Snowe and Sen. Charles Schumer, D-N.Y., tried to amend the reform to reduce the number of people subject to the mandate and allow Congress more flexibility to review the mandate altogether, but it failed in committee.

"The individual mandate has no place in a health care reform bill unless and until affordable health insurance is available for all Americans," Snowe said in a release about the brief.

"We must take seriously the gravity of this imperious and intrusive government mandate and repeal the individual mandate before millions of Americans are forced to purchase health care coverage that they neither want nor can afford."

Supporters of the individual mandate say it will help keep health insurance costs down because it spreads risk: Those who decline to buy insurance are often the healthiest, while those who buy it are often need it most and, therefore, cost more to cover.

Snowe, one of the senators most likely to vote across party lines, faces re-election in 2012. Many expect she will face a strong primary challenge, given the experience of several incumbent Republicans in the 2010 election cycle.

Some also speculate she's trying to improve her conservative credentials by signing her name to the court challenge.

Snowe's office insists it's a consistent position: She filed an amendment to repeal the individual mandate when the legislation was considered by the full Senate.


With control of the Maine House, Republicans are promoting from within to find chiefs of staff.

Alison Sucy, chief of staff for the House Republicans since 2001, will be chief for the new House speaker. Republicans have nominated Rep.
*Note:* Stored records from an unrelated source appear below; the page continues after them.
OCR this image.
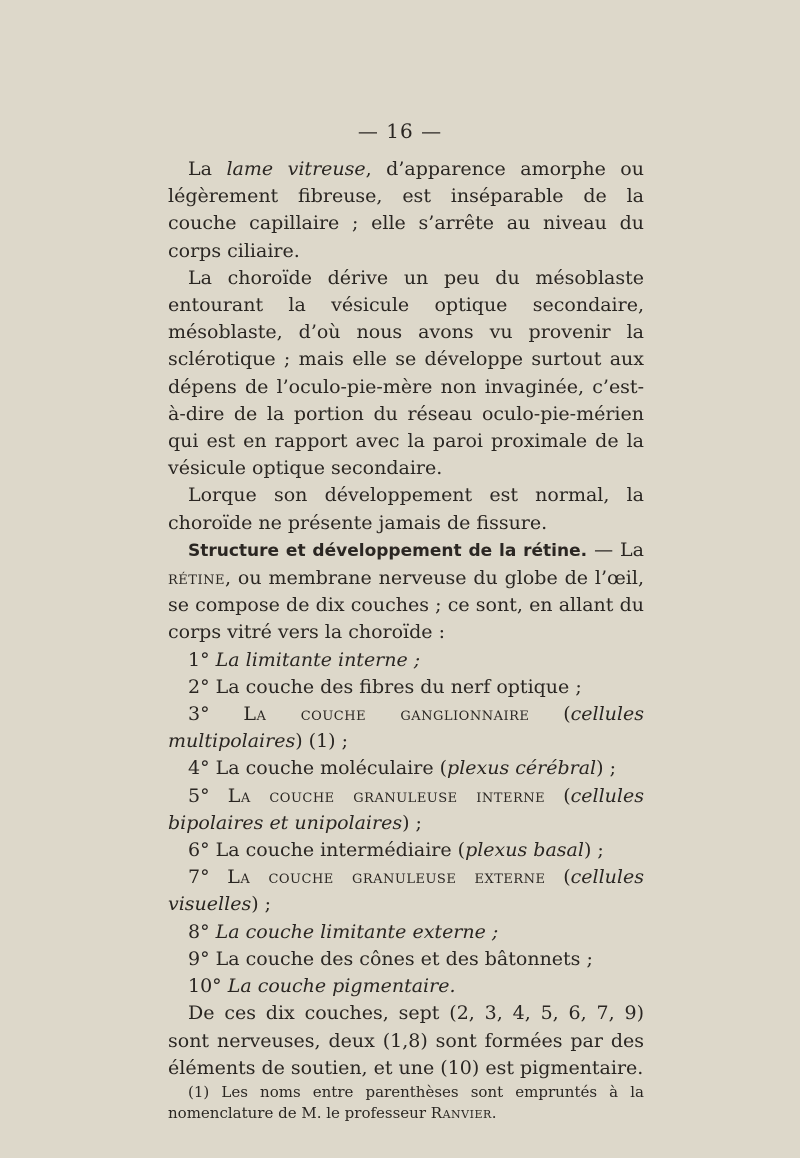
— 16 —

La lame vitreuse, d’apparence amorphe ou légèrement fibreuse, est inséparable de la couche capillaire ; elle s’arrête au niveau du corps ciliaire.

La choroïde dérive un peu du mésoblaste entourant la vésicule optique secondaire, mésoblaste, d’où nous avons vu provenir la sclérotique ; mais elle se développe surtout aux dépens de l’oculo-pie-mère non invaginée, c’est-à-dire de la portion du réseau oculo-pie-mérien qui est en rapport avec la paroi proximale de la vésicule optique secondaire.

Lorque son développement est normal, la choroïde ne présente jamais de fissure.

Structure et développement de la rétine. — La rétine, ou membrane nerveuse du globe de l’œil, se compose de dix couches ; ce sont, en allant du corps vitré vers la choroïde :

1° La limitante interne ;

2° La couche des fibres du nerf optique ;

3° La couche ganglionnaire (cellules multipolaires) (1) ;

4° La couche moléculaire (plexus cérébral) ;

5° La couche granuleuse interne (cellules bipolaires et unipolaires) ;

6° La couche intermédiaire (plexus basal) ;

7° La couche granuleuse externe (cellules visuelles) ;

8° La couche limitante externe ;

9° La couche des cônes et des bâtonnets ;

10° La couche pigmentaire.

De ces dix couches, sept (2, 3, 4, 5, 6, 7, 9) sont nerveuses, deux (1,8) sont formées par des éléments de soutien, et une (10) est pigmentaire.

(1) Les noms entre parenthèses sont empruntés à la nomenclature de M. le professeur Ranvier.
Bob Nutting of Oakland for the speaker's post.

Sucy, a Vermont native, graduated from Bangor High School and the University of Maine and has a law degree from Washington and Lee School of Law in Virginia.

Diane Johanson, who has worked in the Legislature for 17 years, will take over as chief of staff in the House Majority Office.

Although Johanson is a native of Oregon, she is descended from Col. Isaac G. Reed, who was a member of Maine's Constitutional Convention in 1819-1820, according to the House Republican Office. He also served in the Maine Legislature and designed the Maine State Seal.

Johanson is a graduate of Bath High School and of the University of Maine. She also has experience working in the Senate Republican Office.


Rep. John Martin, D-Eagle Lake, is enjoying a surge of popularity these days as House Democrats look for some stability following an election in which they -- in the words of one of their members -- "got crushed."